When I calculated the per-hour value of my overtime at work, the additional money in my bonus didn’t justify the costs to my health, relationships, and personal satisfaction.
After five years of hearing me complain, my brother told me to stop complaining or do something about it. I was stunned that it had been so long.
After a long and expensive search, I realized the quality of my relationships was poor and I wasn’t taking care of other people or myself.
When I committed to creating fantastic relationships and high-performing teams in every area of my life that mattered, my life transformed.
I was promoted. Now I’m picked to lead teams and frequently thanked for my contribution.
While my marriage didn’t survive, I met an amazing woman who trained me for my first two marathons, and now I do triathlons for fun. I lost 50 pounds and controlled my diet, allergies, and autoimmunity.
Now my “Honey Bunny” and I tour for weeks at a time on a tandem bike. Soon, we’ll cross countries and continents.
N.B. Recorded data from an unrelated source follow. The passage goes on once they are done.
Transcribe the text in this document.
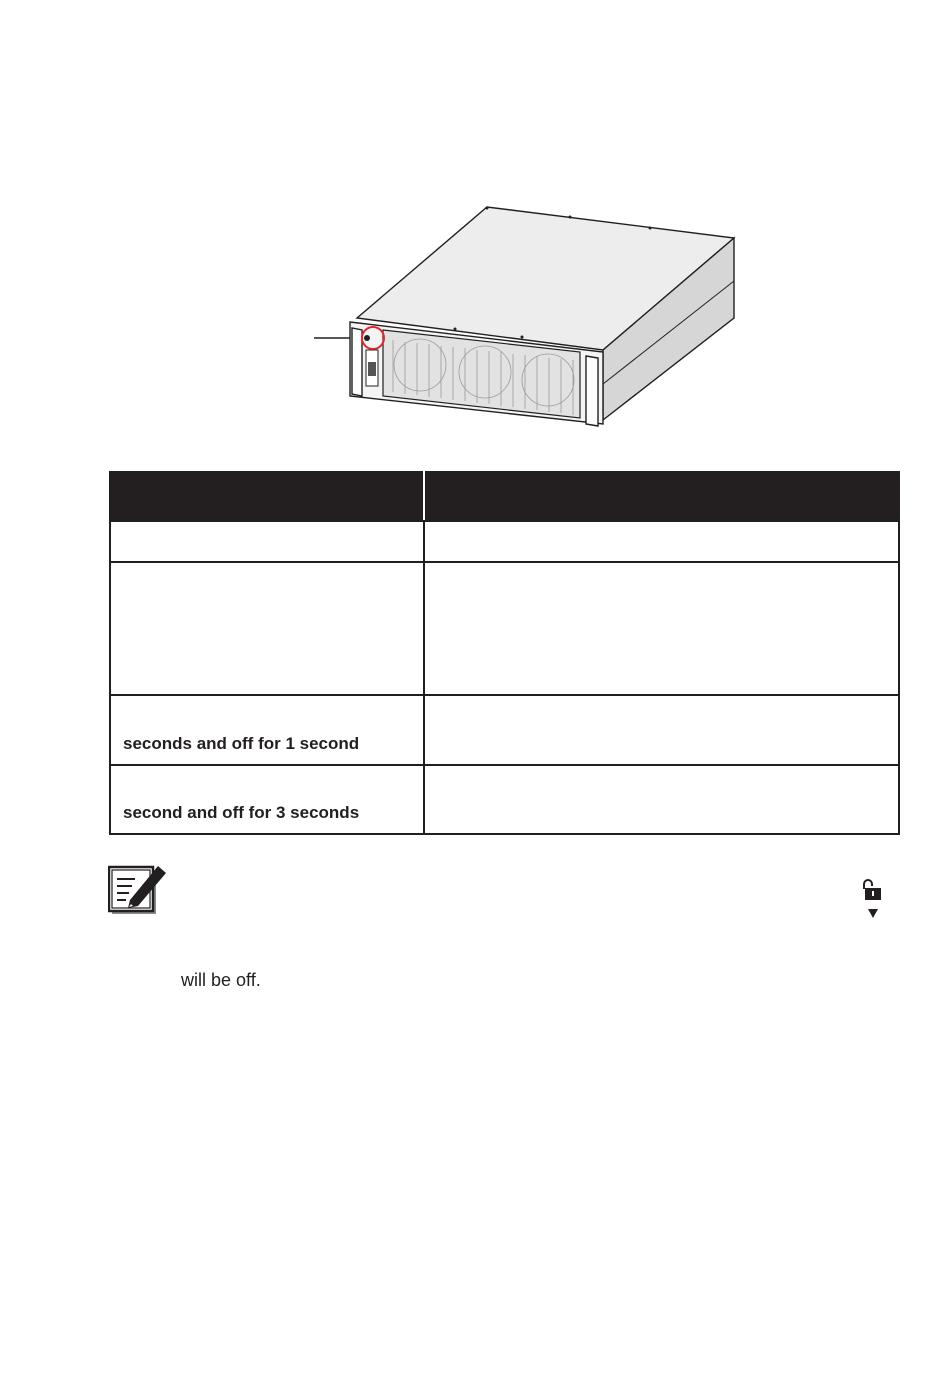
seconds and off for 1 second	
second and off for 3 seconds	

will be off.
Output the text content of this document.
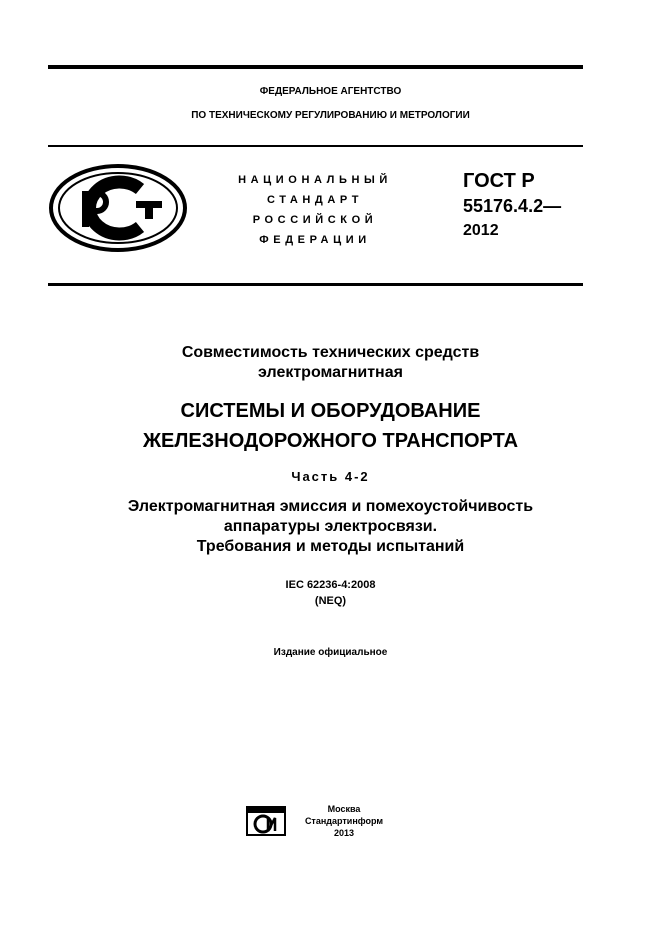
ФЕДЕРАЛЬНОЕ АГЕНТСТВО
ПО ТЕХНИЧЕСКОМУ РЕГУЛИРОВАНИЮ И МЕТРОЛОГИИ
НАЦИОНАЛЬНЫЙ
СТАНДАРТ
РОССИЙСКОЙ
ФЕДЕРАЦИИ
ГОСТ Р
55176.4.2—
2012
Совместимость технических средств
электромагнитная
СИСТЕМЫ И ОБОРУДОВАНИЕ
ЖЕЛЕЗНОДОРОЖНОГО ТРАНСПОРТА
Часть 4-2
Электромагнитная эмиссия и помехоустойчивость
аппаратуры электросвязи.
Требования и методы испытаний
IEC 62236-4:2008
(NEQ)
Издание официальное
Москва
Стандартинформ
2013
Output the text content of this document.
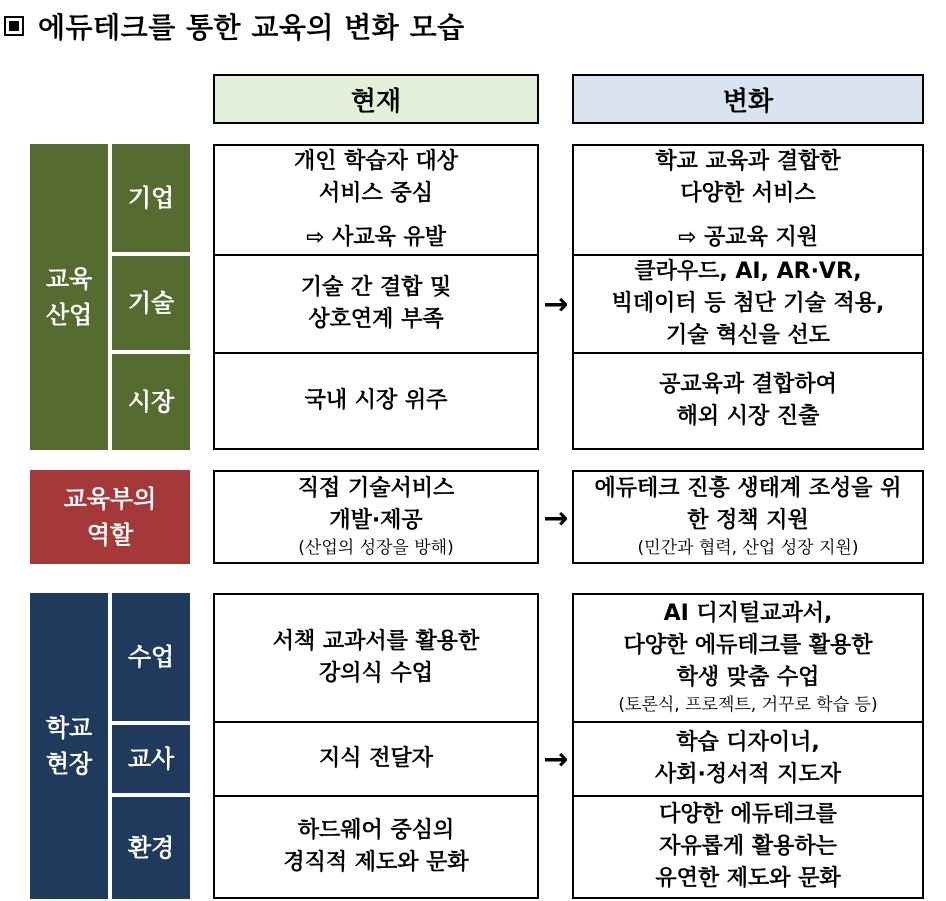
에듀테크를 통한 교육의 변화 모습
현재	변화
교육
산업
기업
기술
시장
개인 학습자 대상
서비스 중심
⇨ 사교육 유발
기술 간 결합 및
상호연계 부족
국내 시장 위주
→
학교 교육과 결합한
다양한 서비스
⇨ 공교육 지원
클라우드, AI, AR·VR,
빅데이터 등 첨단 기술 적용,
기술 혁신을 선도
공교육과 결합하여
해외 시장 진출
교육부의
역할
직접 기술서비스
개발·제공
(산업의 성장을 방해)
→
에듀테크 진흥 생태계 조성을 위
한 정책 지원
(민간과 협력, 산업 성장 지원)
학교
현장
수업
교사
환경
서책 교과서를 활용한
강의식 수업
지식 전달자
하드웨어 중심의
경직적 제도와 문화
→
AI 디지털교과서,
다양한 에듀테크를 활용한
학생 맞춤 수업
(토론식, 프로젝트, 거꾸로 학습 등)
학습 디자이너,
사회·정서적 지도자
다양한 에듀테크를
자유롭게 활용하는
유연한 제도와 문화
I created a Team Acceleration Blueprint based on my personal development journey and decades of education and experience building and leading teams at some of the best universities and companies on the planet.
I believe the world can work for everyone. It starts with clarity of purpose, fantastic relationships, and high-performing teams. I intend to help 10,000 people create an unfair advantage and achieve results they didn’t believe were possible too.